Question
WOODWEB Member:
I made a coffee table and two end tables out of eastern white pine slabs a few years ago. The customer wanted Harley Davidson logo decals on each table. Now for some reason, I think expansion and contraction, the decals on the end tables are lifting up through the 1/8" thick epoxy coating. I now have to repair it which can't be too difficult because it just has to be sanded and recoated, but what will stop this from happening again?
Forum Responses
(WOODnetWORK Forum)
From contributor G:
I think first we need to know:
How dry were the slabs?
Are they real decals (soak in water, slide onto surface) or were they plastic self-adhesive sheets?
Does the underside of the slab have the same 1/8 inch finish?
Is the failure between the wood and the decal or is the epoxy lifting off the decal?

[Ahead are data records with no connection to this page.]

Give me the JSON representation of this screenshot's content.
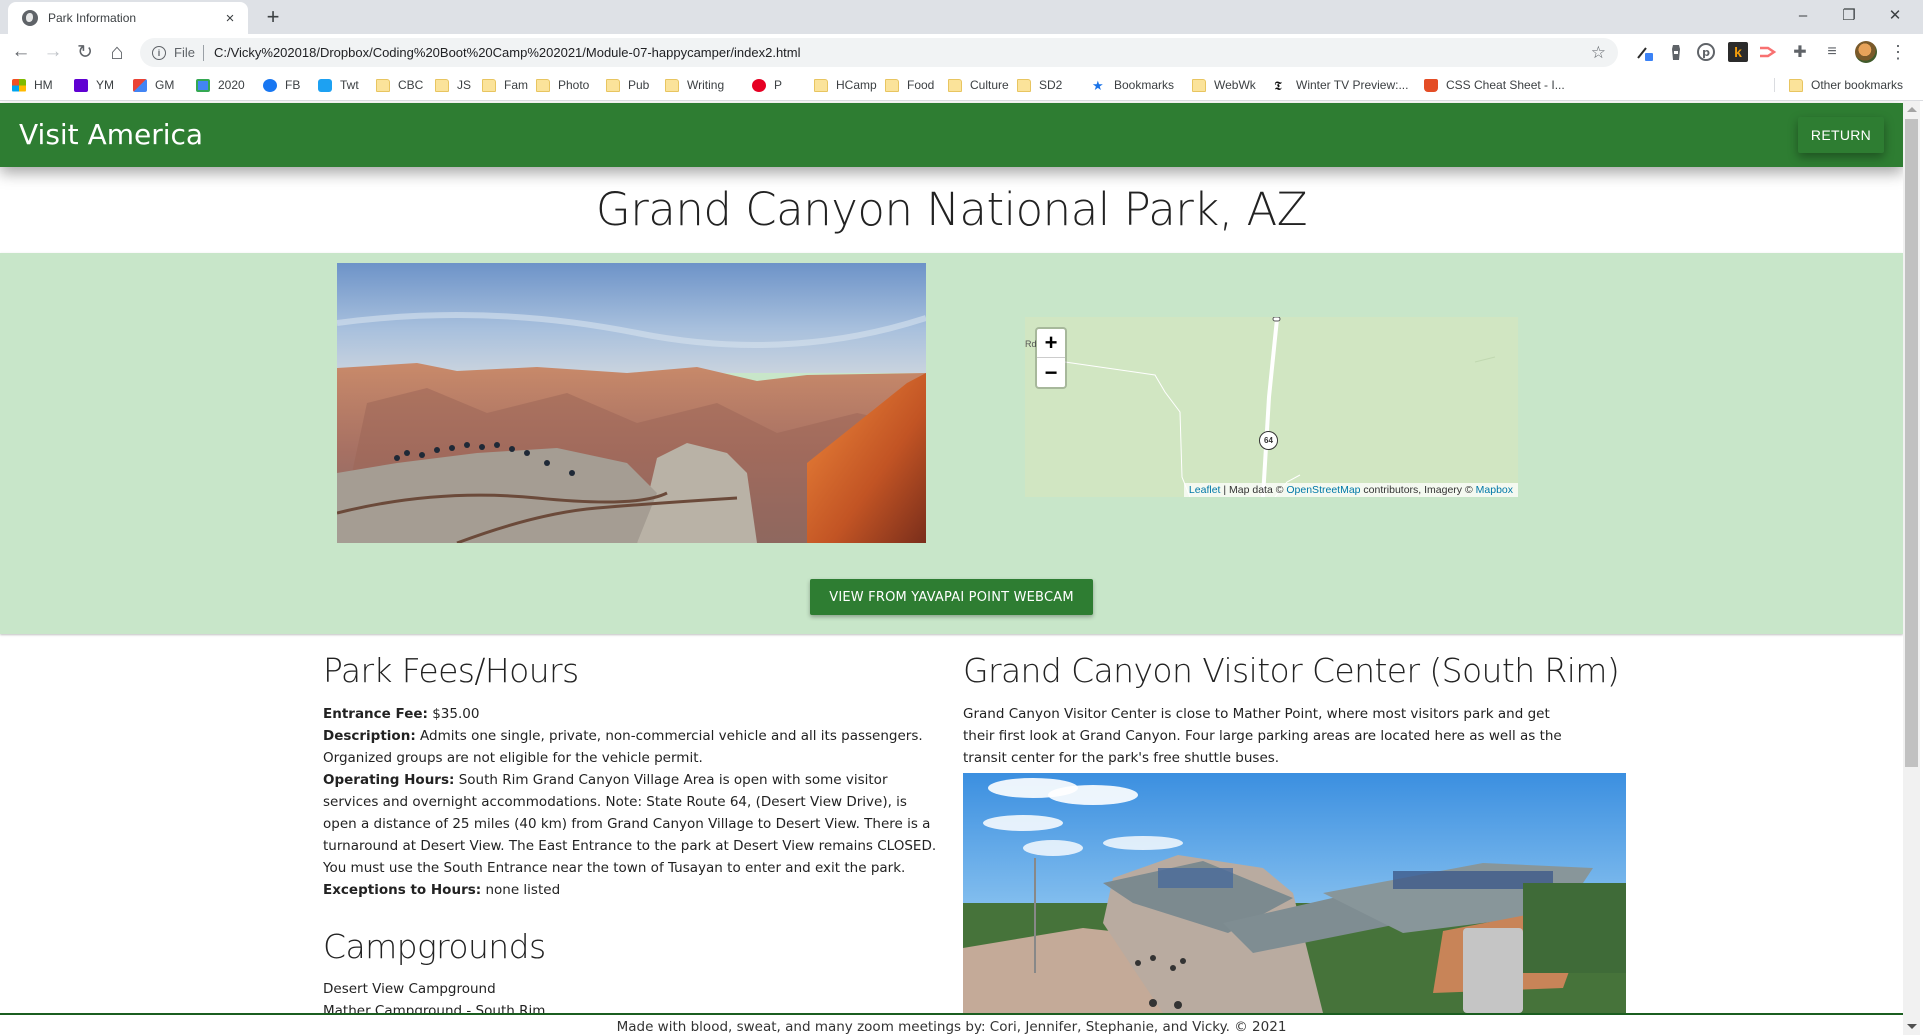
{
  "browser": {
    "tab_title": "Park Information",
    "tab_close": "×",
    "new_tab": "+",
    "window_controls": {
      "minimize": "–",
      "restore": "❐",
      "close": "✕"
    },
    "nav": {
      "back": "←",
      "forward": "→",
      "reload": "↻",
      "home": "⌂"
    },
    "address": {
      "scheme_label": "File",
      "url": "C:/Vicky%202018/Dropbox/Coding%20Boot%20Camp%202021/Module-07-happycamper/index2.html"
    },
    "bookmark_star": "☆",
    "extensions": [
      "eyedropper-extension",
      "lighthouse-extension",
      "pinterest-extension",
      "k-extension",
      "cast-extension",
      "puzzle-extensions",
      "media-queue"
    ],
    "menu": "⋮",
    "bookmarks": [
      {
        "label": "HM",
        "icon": "microsoft-icon"
      },
      {
        "label": "YM",
        "icon": "yahoo-mail-icon"
      },
      {
        "label": "GM",
        "icon": "gmail-icon"
      },
      {
        "label": "2020",
        "icon": "calendar-icon"
      },
      {
        "label": "FB",
        "icon": "facebook-icon"
      },
      {
        "label": "Twt",
        "icon": "twitter-icon"
      },
      {
        "label": "CBC",
        "icon": "folder-icon"
      },
      {
        "label": "JS",
        "icon": "folder-icon"
      },
      {
        "label": "Fam",
        "icon": "folder-icon"
      },
      {
        "label": "Photo",
        "icon": "folder-icon"
      },
      {
        "label": "Pub",
        "icon": "folder-icon"
      },
      {
        "label": "Writing",
        "icon": "folder-icon"
      },
      {
        "label": "P",
        "icon": "pinterest-icon"
      },
      {
        "label": "HCamp",
        "icon": "folder-icon"
      },
      {
        "label": "Food",
        "icon": "folder-icon"
      },
      {
        "label": "Culture",
        "icon": "folder-icon"
      },
      {
        "label": "SD2",
        "icon": "folder-icon"
      },
      {
        "label": "Bookmarks",
        "icon": "star-icon"
      },
      {
        "label": "WebWk",
        "icon": "folder-icon"
      },
      {
        "label": "Winter TV Preview:...",
        "icon": "nyt-icon"
      },
      {
        "label": "CSS Cheat Sheet - I...",
        "icon": "html5-icon"
      }
    ],
    "other_bookmarks": "Other bookmarks"
  },
  "header": {
    "brand": "Visit America",
    "return_label": "RETURN"
  },
  "page": {
    "title": "Grand Canyon National Park, AZ",
    "webcam_button": "VIEW FROM YAVAPAI POINT WEBCAM",
    "map": {
      "zoom_in": "+",
      "zoom_out": "−",
      "road_label": "Rd",
      "route_shield": "64",
      "attribution": {
        "leaflet": "Leaflet",
        "sep1": " | Map data © ",
        "osm": "OpenStreetMap",
        "mid": " contributors, Imagery © ",
        "mapbox": "Mapbox"
      }
    },
    "fees": {
      "heading": "Park Fees/Hours",
      "entrance_fee_label": "Entrance Fee:",
      "entrance_fee_value": " $35.00",
      "description_label": "Description:",
      "description_value": " Admits one single, private, non-commercial vehicle and all its passengers. Organized groups are not eligible for the vehicle permit.",
      "hours_label": "Operating Hours:",
      "hours_value": " South Rim Grand Canyon Village Area is open with some visitor services and overnight accommodations. Note: State Route 64, (Desert View Drive), is open a distance of 25 miles (40 km) from Grand Canyon Village to Desert View. There is a turnaround at Desert View. The East Entrance to the park at Desert View remains CLOSED. You must use the South Entrance near the town of Tusayan to enter and exit the park.",
      "exceptions_label": "Exceptions to Hours:",
      "exceptions_value": " none listed"
    },
    "campgrounds": {
      "heading": "Campgrounds",
      "items": [
        "Desert View Campground",
        "Mather Campground - South Rim"
      ]
    },
    "visitor_center": {
      "heading": "Grand Canyon Visitor Center (South Rim)",
      "description": "Grand Canyon Visitor Center is close to Mather Point, where most visitors park and get their first look at Grand Canyon. Four large parking areas are located here as well as the transit center for the park's free shuttle buses."
    },
    "footer": "Made with blood, sweat, and many zoom meetings by: Cori, Jennifer, Stephanie, and Vicky. © 2021"
  },
  "colors": {
    "brand_green": "#2e7d32",
    "band_green": "#c8e6c9",
    "map_green": "#d1e6c2",
    "link_blue": "#0078a8",
    "footer_rule": "#1b5e20"
  }
}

Those pour on two part polyester table top finishes; the ones that look like they are a quarter inch thick are often used to embed paper things in the finish (decoupage). In that method the wood is first given a thin layer and the paper items are put on top as the lower coat while it is still wet, then it is given the heavier top coat. That way the graphic material is in the finish and not under the finish. I suppose if both sides of the sticker see the same material and the top of the wood sees only the coating, then nothing can move.
With your deal however, if you let the first coat dry, put the self-adhesive sticker on, and then top coat, you still have one side of the sticker seeing epoxy and the other seeing what is probably a latex (rubber) cement self stick material, which I am guessing over time has very little grab compared to the epoxy.
Can you get the graphics without the peel and stick feature? Could you copy them onto paper or plastic film which would have no self stick stuff? I am thinking that if you put the paper or plastic film on top of a wet layer of your finish - maybe even spray a spritz coat on the back of the graphics at the same time to get a good wet to wet bond between the graphic and the underlayer, then top coat according to the finishes recommendation, that the graphics would be buried in the finish and would be better behaved.
I considered if your wood was too moist, but since you have it coated both top and bottom, and since the epoxy is sticking by itself this probably not the problem. Also if the wood is fully encased in epoxy it is not changing its moisture level much at all, so the wood is not moving.
Hope that helps some. I would try a test panel with non-self-stick graphics embedded in the finish. (After it is dry, try a few days in the sun, and then a day in a really warm environment as an accelerated aging test to see if that method is stable.) If that doesn't, then try the pour on two part finish stuff with non-self-adhesive paper graphics. That will work except you don't get as hard a finish, although I have seen it used in plenty of restaurants.